One example for when a retailer-specific credit card is beneficial is when the rewards are better than your general credit card. For example, the American Express True Cashback Card offers a 1.5% cash back on everything. There is no earning cap. On the other hand, if you do your grocery shopping frequently at Sheng Siong, you get 7% cash back for every S$1 spent with the BOC Sheng Siong Visa Card. An additional cash rebate of 5% can also be earned if you achieve the minimum spending of S$400 per month. As a result, financially speaking, it is more advantageous to have the marketing partner’s credit card to go grocery shopping.
Here’s another example of a retailer-specific credit card that does not work in your favor. We know that the American Express True Cashback Card offers a 1.5% cash back on everything and there is no earning cap. The American Express Capita Card lets you earn 10x STAR$ for every S$1 spent at participating merchants at CapitaLand Malls and 3x STAR$ for all other merchants. Everything else earns 5 STAR$ for every S$1 spent. You can convert 50,000 STAR$ to get a S$50 CapitaVoucher, which can be redeemed at the mall. Wow, we have a lot of different denominations.
First, S$1 CapitaVoucher is a 1 for 1 conversion to S$1. 50,000 STAR$ can be redeemed to get S$50 CapitaVoucher.

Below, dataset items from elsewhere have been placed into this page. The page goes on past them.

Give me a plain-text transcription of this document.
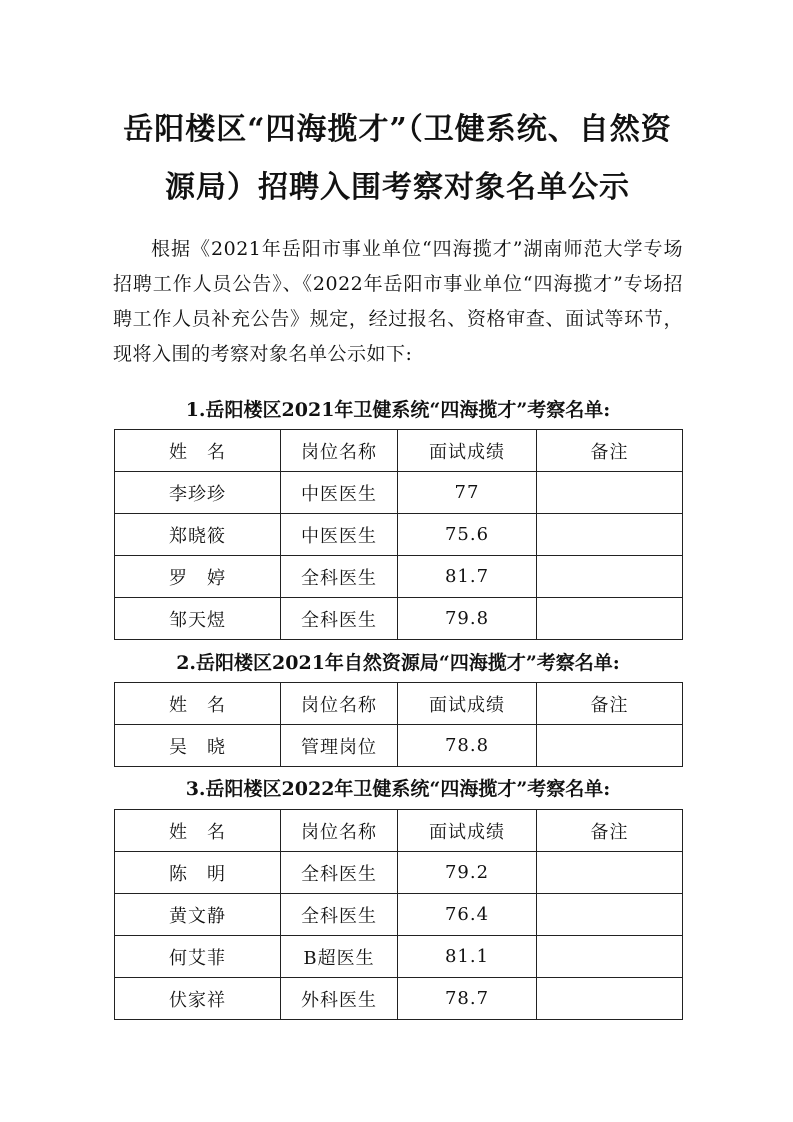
岳阳楼区“四海揽才”（卫健系统、自然资
源局）招聘入围考察对象名单公示

根据《2021年岳阳市事业单位“四海揽才”湖南师范大学专场招聘工作人员公告》、《2022年岳阳市事业单位“四海揽才”专场招聘工作人员补充公告》规定，经过报名、资格审查、面试等环节，现将入围的考察对象名单公示如下:

1.岳阳楼区2021年卫健系统“四海揽才”考察名单:

姓　名	岗位名称	面试成绩	备注
李珍珍	中医医生	77	
郑晓筱	中医医生	75.6	
罗　婷	全科医生	81.7	
邹天煜	全科医生	79.8	

2.岳阳楼区2021年自然资源局“四海揽才”考察名单:

姓　名	岗位名称	面试成绩	备注
吴　晓	管理岗位	78.8	

3.岳阳楼区2022年卫健系统“四海揽才”考察名单:

姓　名	岗位名称	面试成绩	备注
陈　明	全科医生	79.2	
黄文静	全科医生	76.4	
何艾菲	B超医生	81.1	
伏家祥	外科医生	78.7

That means S$1 CapitaVoucher is equal to 10,000 STAR$. At the highest earn rate, you can get 10 STAR$ for every $1 spent. Therefore, in order to get 10,000 STAR$, you need to spend S$1,000. In other words, you need to spend S$1,000 to get S$1 CapitaVoucher. That’s an earn rate maximum of 1%. After all this, my American Express True Cashback Card gives me 0.5% more cash back, and I don’t need to convert it twice.
Higher Interest Rates
Most co-branded credit cards carry higher interest rates than general credit cards. They do this so that they can approve less than perfect credit scores and increase their number of customers. Therefore, be sure you can pay your balance in full and on time to avoid the extra costs, including any late payment fees.
Final Thoughts
The main benefits of having a credit card are the rewards, the convenience of being cashless, and the high spending limit. However, it is important to choose the best credit card for you. Each credit card is an additional responsibility. With all the different credit card networks and credit card issuers, you can definitely find a credit card that fits your financial needs. Go ahead and compare a few different credit cards by looking at the reward earn rates, the annual fees, the current welcome bonus, and the overseas charges, if you’re planning on traveling abroad. Always spend responsibly. Happy shopping!